Gender Detection Tool by David Arroyo MEnéndez
Project description
Table of Contents
Logo
Name
damegender is a gender detection tool from the name coded by David Arroyo MEnéndez (DAME)
Why?
- If you want determine gender gap in free software projects or mailing lists.
- If you don't know the gender about a name
- If you want research with statistics about why a name is related with males or females.
- If you want use a free gender detection tool from a name from a command with open data.

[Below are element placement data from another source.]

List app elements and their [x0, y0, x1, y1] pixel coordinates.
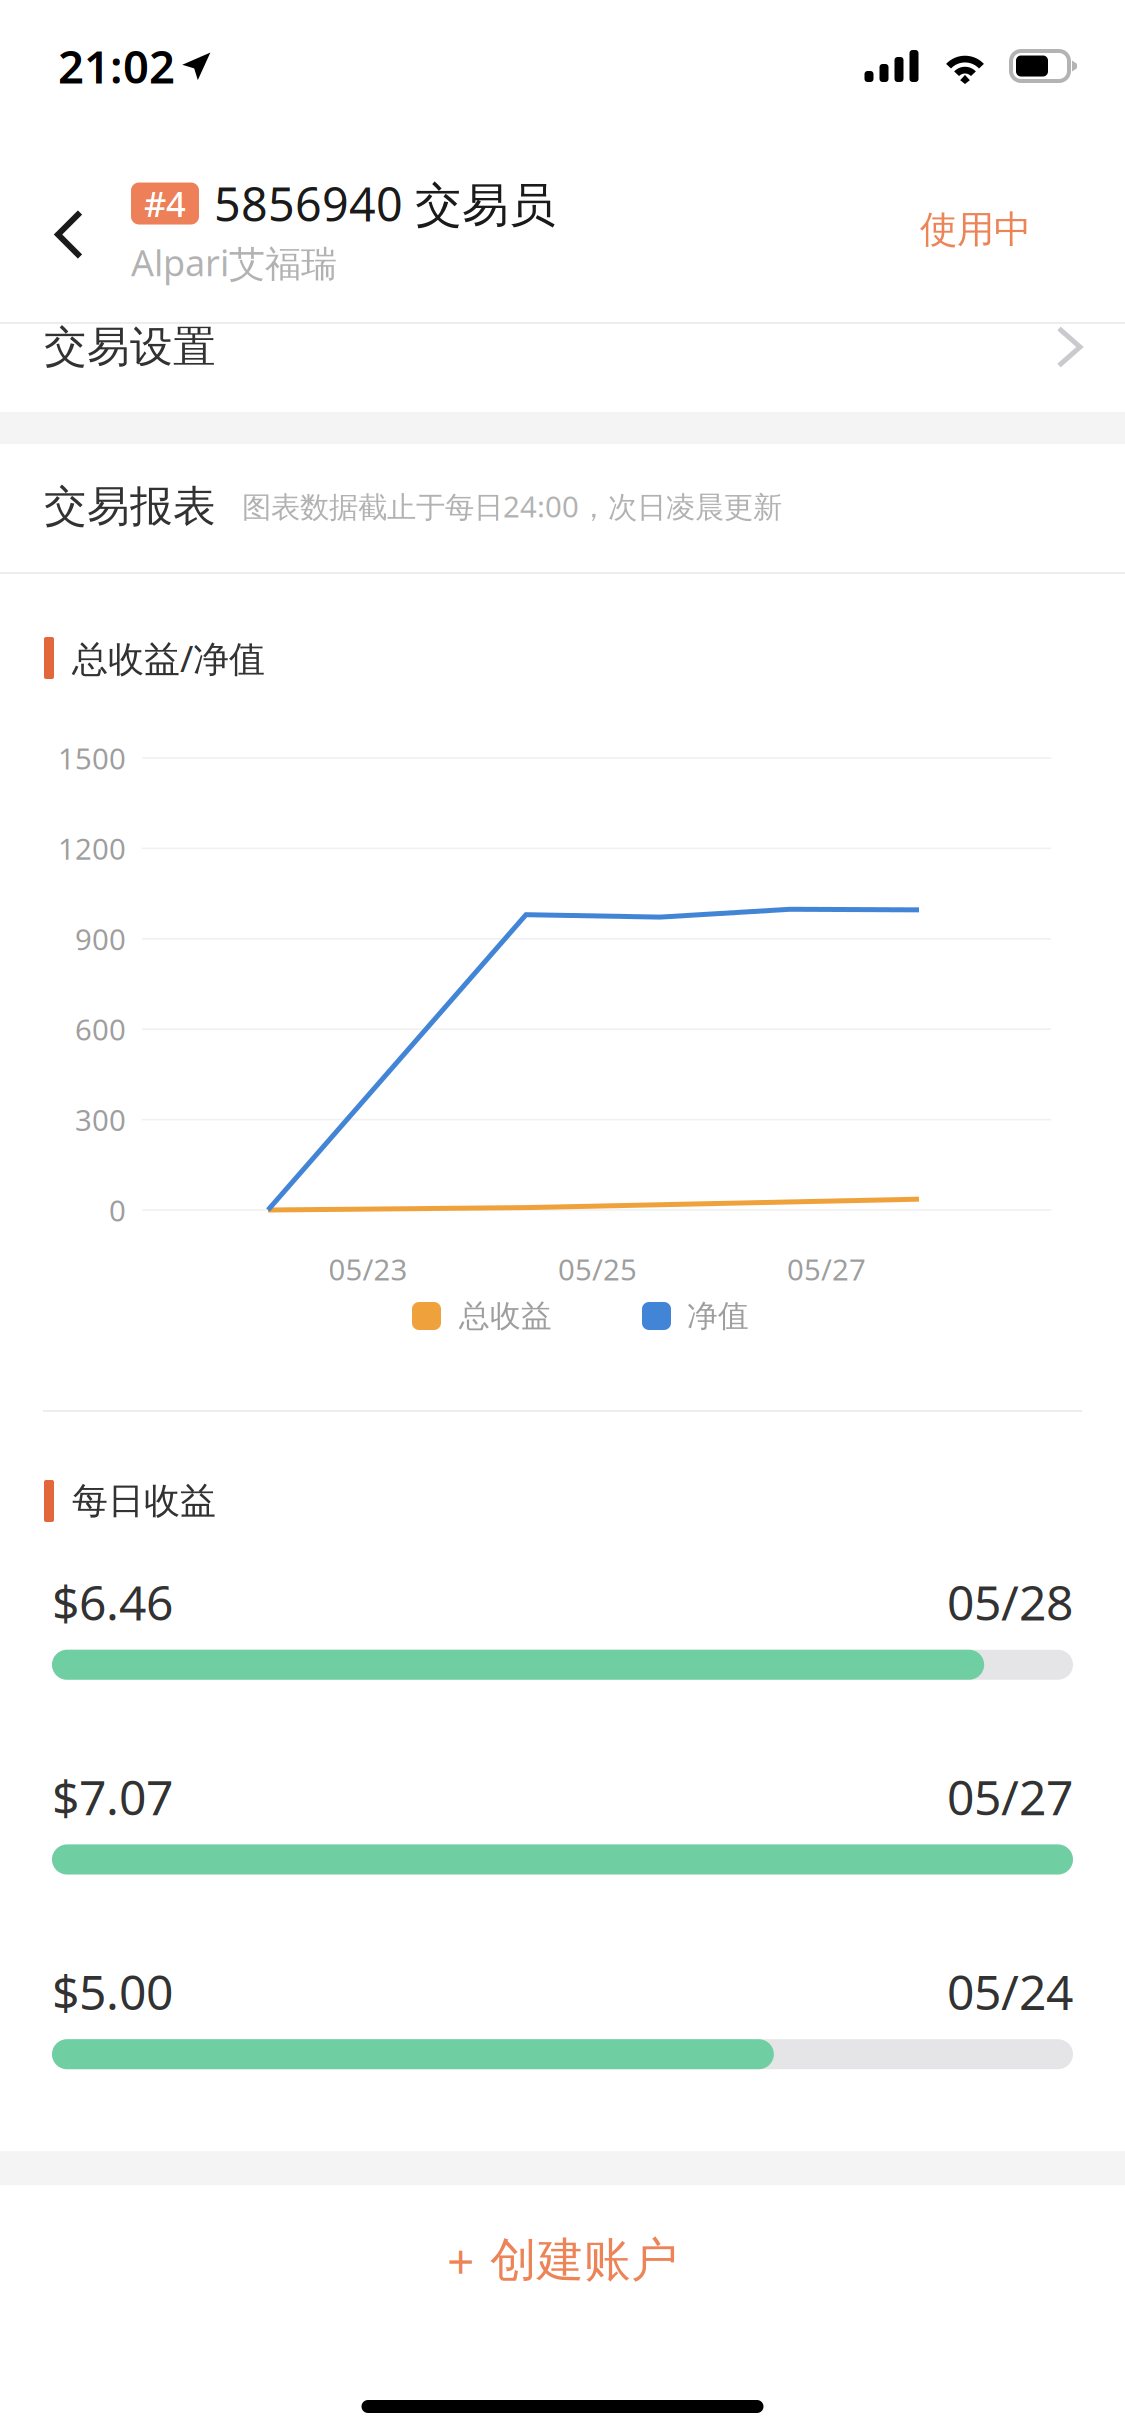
staticText: 创建账户 — [490, 2232, 678, 2289]
staticText: 交易报表 — [44, 480, 216, 533]
staticText: 净值 — [687, 1297, 749, 1335]
staticText: 21:02 — [58, 36, 175, 96]
button[interactable]: 交易设置 — [0, 324, 1125, 412]
staticText: 总收益 — [459, 1297, 552, 1335]
staticText: 05/27 — [787, 1250, 866, 1288]
button[interactable]: Back — [0, 168, 131, 256]
staticText: 交易设置 — [44, 321, 216, 373]
staticText: $7.07 — [52, 1765, 173, 1828]
staticText: + — [447, 2228, 474, 2292]
staticText: 05/25 — [558, 1250, 637, 1288]
staticText: 900 — [75, 919, 126, 958]
staticText: 05/28 — [947, 1570, 1073, 1634]
staticText: 0 — [109, 1190, 126, 1230]
staticText: $6.46 — [52, 1570, 173, 1634]
staticText: 1200 — [58, 829, 126, 868]
staticText: 05/27 — [947, 1765, 1073, 1828]
staticText: $5.00 — [52, 1960, 173, 2023]
staticText: #4 — [144, 180, 186, 226]
button[interactable]: + — [0, 2185, 1125, 2335]
staticText: 600 — [75, 1010, 126, 1049]
staticText: 总收益/净值 — [72, 634, 265, 682]
button[interactable]: 使用中 — [920, 168, 1125, 252]
staticText: 图表数据截止于每日24:00，次日凌晨更新 — [242, 487, 782, 526]
staticText: 300 — [75, 1100, 126, 1139]
staticText: 使用中 — [920, 206, 1031, 252]
staticText: 05/24 — [947, 1960, 1073, 2023]
staticText: 5856940 交易员 — [214, 172, 556, 234]
staticText: 05/23 — [328, 1250, 408, 1288]
staticText: Alpari艾福瑞 — [131, 238, 337, 286]
staticText: 每日收益 — [72, 1479, 216, 1523]
staticText: 1500 — [58, 738, 126, 778]
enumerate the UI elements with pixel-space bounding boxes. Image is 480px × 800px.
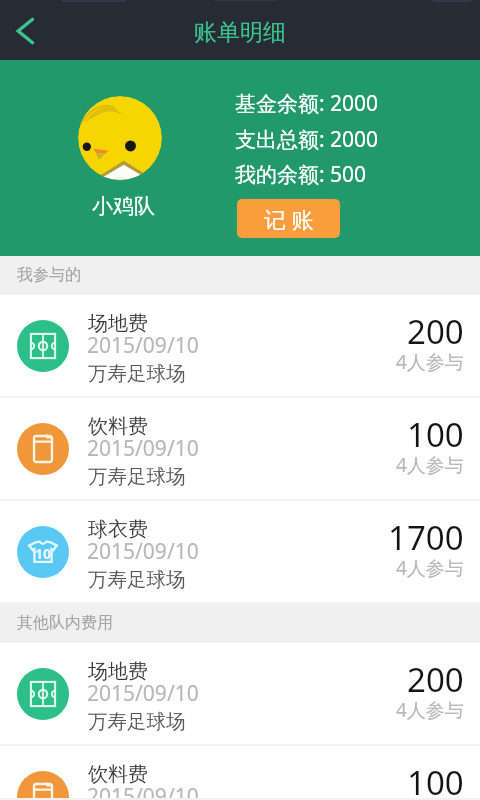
staticText: 小鸡队 bbox=[92, 193, 155, 219]
staticText: 记 账 bbox=[264, 204, 314, 234]
button[interactable]: Back bbox=[2, 6, 54, 58]
button[interactable]: 饮料费 bbox=[0, 746, 480, 800]
staticText: 2015/09/10 bbox=[87, 679, 199, 708]
staticText: 饮料费 bbox=[88, 762, 148, 787]
staticText: 万寿足球场 bbox=[88, 709, 186, 734]
staticText: 万寿足球场 bbox=[88, 464, 186, 489]
staticText: 4人参与 bbox=[396, 555, 464, 581]
button[interactable]: 场地费 bbox=[0, 295, 480, 398]
staticText: 2015/09/10 bbox=[87, 331, 199, 360]
button[interactable]: 场地费 bbox=[0, 643, 480, 746]
staticText: 200 bbox=[407, 657, 464, 702]
staticText: 万寿足球场 bbox=[88, 361, 186, 386]
button[interactable]: 10 bbox=[0, 501, 480, 604]
staticText: 1700 bbox=[388, 515, 464, 560]
staticText: 100 bbox=[407, 412, 464, 457]
staticText: 4人参与 bbox=[396, 349, 464, 375]
staticText: 支出总额: 2000 bbox=[235, 125, 379, 154]
staticText: 其他队内费用 bbox=[17, 613, 113, 633]
staticText: 2015/09/10 bbox=[87, 434, 199, 463]
staticText: 饮料费 bbox=[88, 414, 148, 439]
staticText: 我参与的 bbox=[17, 265, 81, 285]
staticText: 2015/09/10 bbox=[87, 782, 199, 800]
button[interactable]: 记 账 bbox=[237, 199, 340, 238]
staticText: 2015/09/10 bbox=[87, 537, 199, 566]
staticText: 4人参与 bbox=[396, 697, 464, 723]
staticText: 球衣费 bbox=[88, 517, 148, 542]
staticText: 4人参与 bbox=[396, 452, 464, 478]
staticText: 场地费 bbox=[88, 659, 148, 684]
staticText: 场地费 bbox=[88, 311, 148, 336]
staticText: 万寿足球场 bbox=[88, 567, 186, 592]
button[interactable]: 饮料费 bbox=[0, 398, 480, 501]
staticText: 我的余额: 500 bbox=[235, 160, 367, 189]
staticText: 账单明细 bbox=[194, 18, 286, 47]
staticText: 100 bbox=[407, 760, 464, 800]
staticText: 10 bbox=[35, 544, 52, 563]
staticText: 基金余额: 2000 bbox=[235, 89, 379, 118]
staticText: 200 bbox=[407, 309, 464, 354]
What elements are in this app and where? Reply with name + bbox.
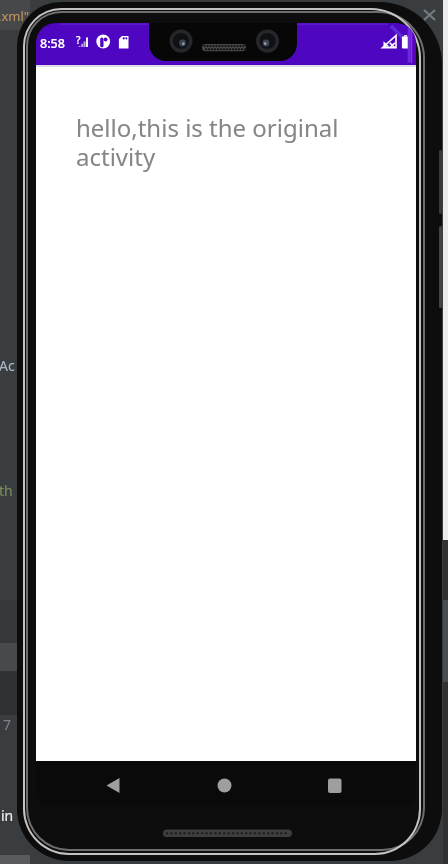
staticText: hello,this is the original activity bbox=[76, 111, 339, 173]
staticText: th bbox=[0, 481, 13, 500]
button[interactable] bbox=[311, 766, 357, 802]
staticText: Ac bbox=[0, 356, 15, 375]
staticText: 7 bbox=[3, 715, 12, 734]
staticText: in bbox=[1, 806, 14, 825]
staticText: .xml" bbox=[0, 7, 30, 25]
staticText: ? bbox=[76, 33, 81, 47]
button[interactable] bbox=[201, 766, 247, 802]
staticText: 8:58 bbox=[40, 35, 65, 52]
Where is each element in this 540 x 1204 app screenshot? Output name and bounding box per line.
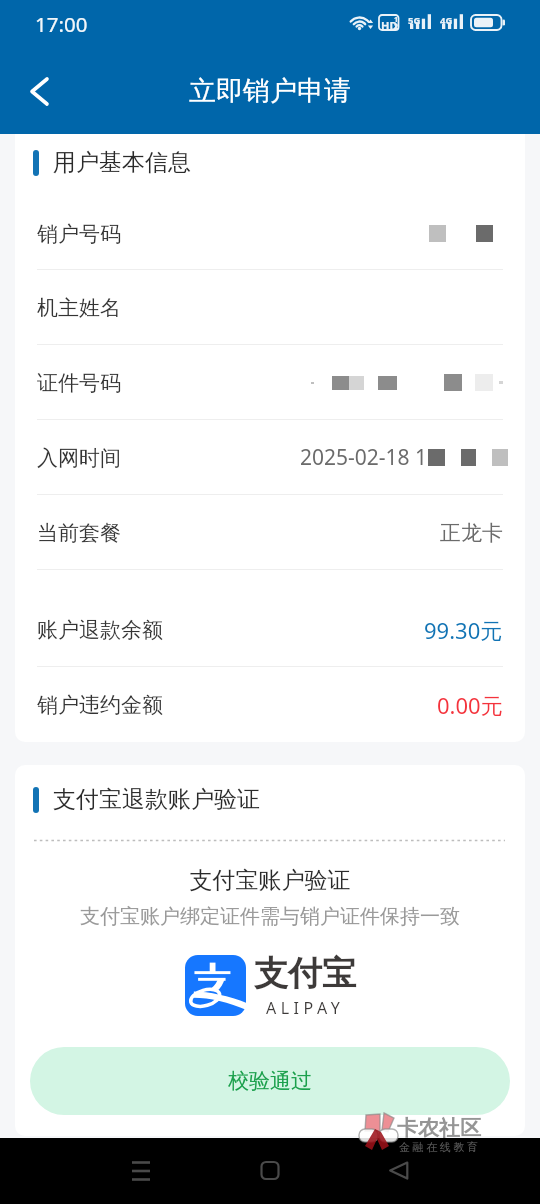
button[interactable]: 账户退款余额 [15, 592, 525, 667]
staticText: 机主姓名 [37, 295, 121, 321]
staticText: 17:00 [35, 10, 88, 38]
staticText: 支付宝账户验证 [15, 866, 525, 895]
staticText: 校验通过 [228, 1068, 312, 1094]
button[interactable]: 销户号码 [15, 197, 525, 270]
staticText: 用户基本信息 [53, 148, 191, 177]
staticText: 正龙卡 [440, 520, 503, 546]
staticText: 账户退款余额 [37, 617, 163, 643]
staticText: 销户号码 [37, 221, 121, 247]
staticText: 支付宝 [254, 952, 356, 995]
staticText: 99.30元 [424, 615, 503, 645]
staticText: 支付宝账户绑定证件需与销户证件保持一致 [15, 904, 525, 929]
button[interactable]: 销户违约金额 [15, 667, 525, 742]
staticText: 4G [440, 14, 453, 27]
staticText: ALIPAY [266, 997, 345, 1019]
button[interactable]: 校验通过 [30, 1047, 510, 1115]
button[interactable]: Recent apps [117, 1146, 165, 1194]
staticText: 卡农社区 [397, 1115, 481, 1141]
staticText: 证件号码 [37, 370, 121, 396]
button[interactable]: 证件号码 [15, 345, 525, 420]
button[interactable]: Back [375, 1146, 423, 1194]
staticText: 2 [394, 22, 399, 32]
staticText: 销户违约金额 [37, 692, 163, 718]
staticText: HD [381, 18, 398, 33]
staticText: 金融在线教育 [399, 1140, 481, 1154]
button[interactable]: 入网时间 [15, 420, 525, 495]
staticText: 5G [408, 14, 421, 27]
staticText: 立即销户申请 [189, 74, 351, 108]
staticText: 2025-02-18 1 [300, 443, 428, 472]
button[interactable]: Back [0, 48, 80, 134]
staticText: 当前套餐 [37, 520, 121, 546]
button[interactable]: Home [246, 1146, 294, 1194]
staticText: 1 [394, 15, 399, 25]
staticText: 入网时间 [37, 445, 121, 471]
staticText: 支付宝退款账户验证 [53, 785, 260, 814]
button[interactable]: 当前套餐 [15, 495, 525, 570]
button[interactable]: 机主姓名 [15, 270, 525, 345]
staticText: 0.00元 [437, 690, 503, 720]
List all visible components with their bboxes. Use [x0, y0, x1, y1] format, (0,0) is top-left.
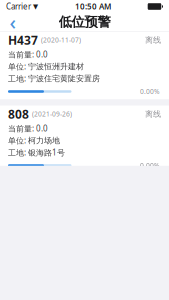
- staticText: 单位:: [8, 135, 28, 146]
- staticText: 0.00%: [140, 161, 160, 170]
- staticText: 离线: [145, 109, 161, 119]
- staticText: 0.0: [36, 123, 48, 134]
- staticText: (2021-09-26): [32, 110, 72, 118]
- button[interactable]: Back: [0, 13, 26, 31]
- button[interactable]: 808: [0, 106, 169, 174]
- staticText: 低位预警: [58, 14, 110, 30]
- button[interactable]: H437: [0, 32, 169, 100]
- staticText: 工地:: [8, 73, 28, 84]
- staticText: 0.0: [36, 49, 48, 60]
- staticText: ‹: [10, 9, 16, 35]
- staticText: 宁波恒洲升建材: [28, 62, 84, 71]
- staticText: 0.00%: [140, 87, 160, 96]
- staticText: 柯力场地: [28, 136, 60, 145]
- staticText: ▼: [33, 3, 38, 10]
- staticText: 银海路1号: [28, 147, 65, 158]
- staticText: 当前量:: [8, 123, 36, 134]
- staticText: Carrier: [6, 1, 31, 12]
- staticText: 单位:: [8, 61, 28, 72]
- staticText: 808: [8, 106, 29, 122]
- staticText: 宁波住宅黄陡安置房: [28, 74, 100, 83]
- staticText: 当前量:: [8, 49, 36, 60]
- staticText: 工地:: [8, 147, 28, 158]
- staticText: (2020-11-07): [41, 36, 81, 44]
- staticText: 10:50 AM: [75, 1, 111, 12]
- staticText: H437: [8, 32, 38, 48]
- staticText: 离线: [145, 35, 161, 45]
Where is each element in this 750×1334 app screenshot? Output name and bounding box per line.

- If you want use the main solutions in gender detection (genderize, genderapi, namsor, nameapi and gender guesser) from a command.
DAMe Gender is for you!
Tell me about DAMe Gender on Youtube
Install
Docker Image
# Build the container image
$ docker build . -t damegender/damegender:latest
# Run the container
$ docker run -ti damegender/damegender:latest main.py David
Installing Software
Posible Debian/Ubuntu dependencies
$ sudo apt-get install python3-nose-exclude python3-dev dict dict-freedict-eng-spa dict-freedict-spa-eng dictd
From sources
$ git clone https://github.com/davidam/damegender
$ cd damegender
$ pip3 install -r requirements.txt
With python package
$ python3 -m venv /tmp/d
$ cd /tmp/d
$ source bin/activate
$ pip install --upgrade pip
$ pip3 install damegender
$ cd lib/python3.5/site-packages/damegender
$ python3 main.py David
To install apis extra dependencies:
$ pip3 install damegender[apis]
To install mailing lists and repositories extra dependencies:
$ pip3 install damegender[mails_and_repositories]
Obtaining an api key
Currently you can need an api key from:
- https://store.genderize.io/documentation
- https://gender-api.com
- https://www.nameapi.org/
- https://v2.namsor.com/NamSorAPIv2/sign-in.html
You can execute:
$ python3 apikeyadd.py
To configure your api key
Configuring nltk
$ python3
>>> import nltk
>>> nltk.download('names')
Check test
All unit tests
$ nosetest3 test
Using Docker image
$ docker run -ti --entrypoint nosetests damegender/damegender:latest test
Single unit test
$ nosetests3 test/test_dame_sexmachine.py:TddInPythonExample.test_string2array_method_returns_correct_result
Using Docker image
$ docker run -ti --entrypoint nosetests damegender/damegender:latest test/test_dame_sexmachine.py:TddInPythonExample.test_string2array_method_returns_correct_result
Tests from commands
$ cd src/damegender
$ ./testsbycommands.sh # It must run for you
$ ./testsbycommandsextra.sh # You will need api keys!!!!! And to install all software required.
Execute program
# Detect gender from a name (INE is the dataset used by default)
$ python3 main.py David
David gender is male
363559 males for David from INE.es
0 females for David from INE.es
# Detect gender from a name from multiple dataset
$ python3 main.py David --total="all"
David gender is male
375099 males and 9 females from all census (INE + Uk census + USA census)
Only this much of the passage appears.